Haimerl Caroline, Machens Christian
Champalimaud Centre for the Unknown, Lisbon, Portugal.
bioRxiv. 2025 Jul 29:2025.07.23.666352. doi: 10.1101/2025.07.23.666352.
Neural computations support stable behavior despite relying on many dynamically changing biological processes. One such process is representational drift (RD), in which neurons' responses change over the timescale of minutes to weeks, while perception and behavior remain unchanged. Generally, RD is believed to be caused by changes in synaptic weights, which alter individual neurons' tuning properties. Since these changes alter the population readout, they require adaptation of downstream areas to maintain stable function, a costly and non-local problem. Here we propose that much of the observed drift phenomena can be explained by a simpler mechanism: changes in the excitability of cells without changes in synaptic weights. We show that such excitability changes can change the apparent tuning of neurons without requiring adaptation of population readouts in downstream areas. We use spike coding networks (SCN) to show that the extent of these tuning shifts matches experimentally observed changes. Moreover, specific decoders trained on one excitability setting perform poorly on others, while a general decoder can perform close to optimal across excitability changes if trained across many days. Our work proposes a simple mechanism without synaptic plasticity that explains experimentally observed RD, while downstream decoding and, by extension, behavior remain stable.
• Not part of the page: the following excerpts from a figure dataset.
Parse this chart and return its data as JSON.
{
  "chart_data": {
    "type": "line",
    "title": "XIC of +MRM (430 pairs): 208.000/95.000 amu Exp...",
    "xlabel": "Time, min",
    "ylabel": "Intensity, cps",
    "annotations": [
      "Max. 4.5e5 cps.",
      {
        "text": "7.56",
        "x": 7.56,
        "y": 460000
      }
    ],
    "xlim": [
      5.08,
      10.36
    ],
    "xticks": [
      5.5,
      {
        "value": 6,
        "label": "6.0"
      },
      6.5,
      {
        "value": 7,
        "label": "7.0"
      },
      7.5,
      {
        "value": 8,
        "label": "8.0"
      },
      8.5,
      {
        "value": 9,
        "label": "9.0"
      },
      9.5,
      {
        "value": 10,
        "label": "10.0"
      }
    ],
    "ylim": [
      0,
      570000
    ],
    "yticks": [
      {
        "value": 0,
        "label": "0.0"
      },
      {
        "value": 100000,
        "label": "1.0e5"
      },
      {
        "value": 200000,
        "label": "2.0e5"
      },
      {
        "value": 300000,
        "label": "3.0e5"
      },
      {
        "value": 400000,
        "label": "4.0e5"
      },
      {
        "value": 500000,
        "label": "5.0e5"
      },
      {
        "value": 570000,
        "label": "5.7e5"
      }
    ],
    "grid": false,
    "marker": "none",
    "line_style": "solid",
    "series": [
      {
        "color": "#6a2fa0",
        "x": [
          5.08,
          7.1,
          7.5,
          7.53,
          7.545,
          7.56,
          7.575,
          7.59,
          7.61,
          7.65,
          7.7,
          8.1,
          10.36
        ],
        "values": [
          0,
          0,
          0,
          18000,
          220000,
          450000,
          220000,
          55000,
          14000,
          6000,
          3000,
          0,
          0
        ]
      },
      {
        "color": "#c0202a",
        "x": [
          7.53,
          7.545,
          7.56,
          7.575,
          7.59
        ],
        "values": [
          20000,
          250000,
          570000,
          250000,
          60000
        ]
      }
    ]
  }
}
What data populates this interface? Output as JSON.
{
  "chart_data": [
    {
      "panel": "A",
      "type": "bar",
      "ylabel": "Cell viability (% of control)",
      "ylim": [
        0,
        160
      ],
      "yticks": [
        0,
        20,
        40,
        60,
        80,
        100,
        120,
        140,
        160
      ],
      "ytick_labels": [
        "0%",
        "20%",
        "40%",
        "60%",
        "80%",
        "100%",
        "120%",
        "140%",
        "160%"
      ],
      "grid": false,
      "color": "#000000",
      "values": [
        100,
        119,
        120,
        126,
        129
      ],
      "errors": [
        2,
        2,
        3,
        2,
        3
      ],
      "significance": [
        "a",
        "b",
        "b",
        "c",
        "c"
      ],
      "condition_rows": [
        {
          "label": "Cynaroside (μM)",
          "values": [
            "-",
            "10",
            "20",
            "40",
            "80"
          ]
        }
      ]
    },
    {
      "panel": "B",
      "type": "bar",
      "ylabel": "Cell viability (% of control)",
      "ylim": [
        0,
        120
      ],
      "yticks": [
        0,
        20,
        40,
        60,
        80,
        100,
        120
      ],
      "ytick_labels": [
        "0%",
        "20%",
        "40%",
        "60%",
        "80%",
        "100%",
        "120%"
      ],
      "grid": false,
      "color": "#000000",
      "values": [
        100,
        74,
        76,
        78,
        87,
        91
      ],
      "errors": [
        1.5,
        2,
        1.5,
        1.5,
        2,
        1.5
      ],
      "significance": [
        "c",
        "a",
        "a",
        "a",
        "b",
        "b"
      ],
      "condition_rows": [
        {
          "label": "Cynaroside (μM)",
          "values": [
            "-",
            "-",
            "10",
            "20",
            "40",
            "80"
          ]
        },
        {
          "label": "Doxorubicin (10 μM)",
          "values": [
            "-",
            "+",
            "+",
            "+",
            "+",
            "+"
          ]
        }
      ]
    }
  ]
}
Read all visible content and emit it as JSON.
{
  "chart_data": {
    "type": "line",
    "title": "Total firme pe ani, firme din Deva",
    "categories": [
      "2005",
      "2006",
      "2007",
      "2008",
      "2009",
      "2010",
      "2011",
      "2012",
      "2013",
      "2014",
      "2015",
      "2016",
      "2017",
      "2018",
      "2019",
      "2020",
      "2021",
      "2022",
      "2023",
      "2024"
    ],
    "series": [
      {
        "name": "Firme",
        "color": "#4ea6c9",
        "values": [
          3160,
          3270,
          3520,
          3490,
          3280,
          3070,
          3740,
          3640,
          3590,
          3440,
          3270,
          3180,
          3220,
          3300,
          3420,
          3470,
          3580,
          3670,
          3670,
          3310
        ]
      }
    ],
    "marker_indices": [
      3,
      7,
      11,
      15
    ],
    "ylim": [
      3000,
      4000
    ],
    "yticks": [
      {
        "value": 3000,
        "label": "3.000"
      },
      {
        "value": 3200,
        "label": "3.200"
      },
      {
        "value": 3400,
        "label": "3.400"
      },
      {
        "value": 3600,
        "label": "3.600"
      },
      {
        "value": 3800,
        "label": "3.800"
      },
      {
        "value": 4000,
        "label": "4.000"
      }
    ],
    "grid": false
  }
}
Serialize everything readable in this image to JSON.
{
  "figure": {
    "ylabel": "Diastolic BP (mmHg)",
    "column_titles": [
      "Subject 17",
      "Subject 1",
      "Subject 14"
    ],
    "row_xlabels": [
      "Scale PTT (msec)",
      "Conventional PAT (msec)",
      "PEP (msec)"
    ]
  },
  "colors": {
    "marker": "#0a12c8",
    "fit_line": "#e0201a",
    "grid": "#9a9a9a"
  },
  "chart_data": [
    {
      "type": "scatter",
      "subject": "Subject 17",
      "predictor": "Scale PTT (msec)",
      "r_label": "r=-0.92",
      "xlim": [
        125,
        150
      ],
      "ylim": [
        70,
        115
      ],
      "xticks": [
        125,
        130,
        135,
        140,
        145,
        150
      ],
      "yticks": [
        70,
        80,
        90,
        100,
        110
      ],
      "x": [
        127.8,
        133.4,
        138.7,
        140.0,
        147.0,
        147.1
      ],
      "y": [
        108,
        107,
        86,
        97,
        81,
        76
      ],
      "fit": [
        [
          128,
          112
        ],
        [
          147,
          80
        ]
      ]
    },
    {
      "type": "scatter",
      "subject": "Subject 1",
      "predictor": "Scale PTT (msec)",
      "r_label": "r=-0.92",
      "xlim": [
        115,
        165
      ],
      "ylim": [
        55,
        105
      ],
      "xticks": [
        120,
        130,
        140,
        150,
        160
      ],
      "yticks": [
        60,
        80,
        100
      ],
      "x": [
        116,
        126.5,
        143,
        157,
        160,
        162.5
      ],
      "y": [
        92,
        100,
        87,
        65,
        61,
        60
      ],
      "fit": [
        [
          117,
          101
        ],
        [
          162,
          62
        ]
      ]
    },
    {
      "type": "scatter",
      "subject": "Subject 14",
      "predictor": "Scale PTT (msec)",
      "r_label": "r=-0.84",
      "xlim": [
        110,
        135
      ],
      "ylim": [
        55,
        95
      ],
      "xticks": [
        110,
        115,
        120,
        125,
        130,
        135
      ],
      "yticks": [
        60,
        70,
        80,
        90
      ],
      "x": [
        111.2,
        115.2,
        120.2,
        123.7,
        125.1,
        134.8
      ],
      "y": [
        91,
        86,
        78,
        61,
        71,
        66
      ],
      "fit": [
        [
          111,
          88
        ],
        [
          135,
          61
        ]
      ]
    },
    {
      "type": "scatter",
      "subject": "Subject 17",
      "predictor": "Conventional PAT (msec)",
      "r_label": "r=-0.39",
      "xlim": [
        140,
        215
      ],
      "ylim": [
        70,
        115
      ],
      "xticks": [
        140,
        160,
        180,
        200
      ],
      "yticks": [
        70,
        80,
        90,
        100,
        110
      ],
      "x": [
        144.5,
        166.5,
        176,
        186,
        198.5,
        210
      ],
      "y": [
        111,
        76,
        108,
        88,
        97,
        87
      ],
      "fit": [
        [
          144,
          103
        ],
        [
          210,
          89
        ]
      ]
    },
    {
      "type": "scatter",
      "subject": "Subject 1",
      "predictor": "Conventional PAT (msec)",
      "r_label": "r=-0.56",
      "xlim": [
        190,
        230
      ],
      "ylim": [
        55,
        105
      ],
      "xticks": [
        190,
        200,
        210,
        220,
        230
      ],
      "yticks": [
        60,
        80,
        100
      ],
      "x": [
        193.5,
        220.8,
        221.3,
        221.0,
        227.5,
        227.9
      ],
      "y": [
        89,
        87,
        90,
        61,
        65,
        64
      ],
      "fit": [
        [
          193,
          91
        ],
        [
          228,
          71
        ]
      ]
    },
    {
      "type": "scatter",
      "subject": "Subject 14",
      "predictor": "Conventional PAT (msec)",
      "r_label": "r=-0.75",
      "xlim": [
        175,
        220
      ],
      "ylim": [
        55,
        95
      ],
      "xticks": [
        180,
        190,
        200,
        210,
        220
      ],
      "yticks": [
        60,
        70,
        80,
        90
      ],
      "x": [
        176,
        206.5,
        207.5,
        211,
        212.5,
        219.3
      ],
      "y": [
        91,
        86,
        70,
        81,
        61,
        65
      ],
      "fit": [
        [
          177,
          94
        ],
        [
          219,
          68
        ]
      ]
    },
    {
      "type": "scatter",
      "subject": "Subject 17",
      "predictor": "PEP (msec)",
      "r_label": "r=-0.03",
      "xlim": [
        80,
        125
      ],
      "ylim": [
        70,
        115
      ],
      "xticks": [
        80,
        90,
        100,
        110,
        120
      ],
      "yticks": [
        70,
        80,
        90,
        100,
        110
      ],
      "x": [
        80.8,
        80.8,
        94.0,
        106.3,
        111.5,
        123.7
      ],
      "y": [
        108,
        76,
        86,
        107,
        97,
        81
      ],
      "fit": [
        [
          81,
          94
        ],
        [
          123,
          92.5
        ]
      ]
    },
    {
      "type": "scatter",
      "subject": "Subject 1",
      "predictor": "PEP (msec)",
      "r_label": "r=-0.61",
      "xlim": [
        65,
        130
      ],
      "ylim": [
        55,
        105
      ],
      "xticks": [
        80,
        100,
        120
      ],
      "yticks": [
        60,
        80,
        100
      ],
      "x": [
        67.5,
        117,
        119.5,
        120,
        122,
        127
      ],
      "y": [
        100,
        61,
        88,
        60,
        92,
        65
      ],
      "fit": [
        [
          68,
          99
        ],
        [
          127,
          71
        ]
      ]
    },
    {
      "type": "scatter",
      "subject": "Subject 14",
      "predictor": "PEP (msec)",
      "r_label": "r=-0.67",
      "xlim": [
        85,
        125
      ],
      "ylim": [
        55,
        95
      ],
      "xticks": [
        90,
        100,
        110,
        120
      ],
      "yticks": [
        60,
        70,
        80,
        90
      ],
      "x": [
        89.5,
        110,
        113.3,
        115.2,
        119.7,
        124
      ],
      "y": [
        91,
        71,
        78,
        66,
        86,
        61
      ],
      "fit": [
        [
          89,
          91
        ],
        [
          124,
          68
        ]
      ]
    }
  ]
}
尽管依赖于许多动态变化的生物学过程,但神经计算仍支持稳定的行为。其中一个这样的过程是表征漂移(RD),即神经元的反应在数分钟到数周的时间尺度上发生变化,而感知和行为却保持不变。一般来说,RD被认为是由突触权重的变化引起的,这些变化会改变单个神经元的调谐特性。由于这些变化会改变群体读出,因此需要下游区域进行适应以维持稳定的功能,这是一个代价高昂且非局部的问题。在这里,我们提出,许多观察到的漂移现象可以用一种更简单的机制来解释:细胞兴奋性的变化而突触权重不变。我们表明,这种兴奋性变化可以改变神经元的表观调谐,而无需下游区域对群体读出进行适应。我们使用尖峰编码网络(SCN)来表明这些调谐偏移的程度与实验观察到的变化相匹配。此外,在一种兴奋性设置下训练的特定解码器在其他设置下表现不佳,而如果在许多天内进行训练,通用解码器在兴奋性变化时可以接近最优地执行。我们的工作提出了一种没有突触可塑性的简单机制,该机制解释了实验观察到的RD,而下游解码以及由此延伸的行为保持稳定。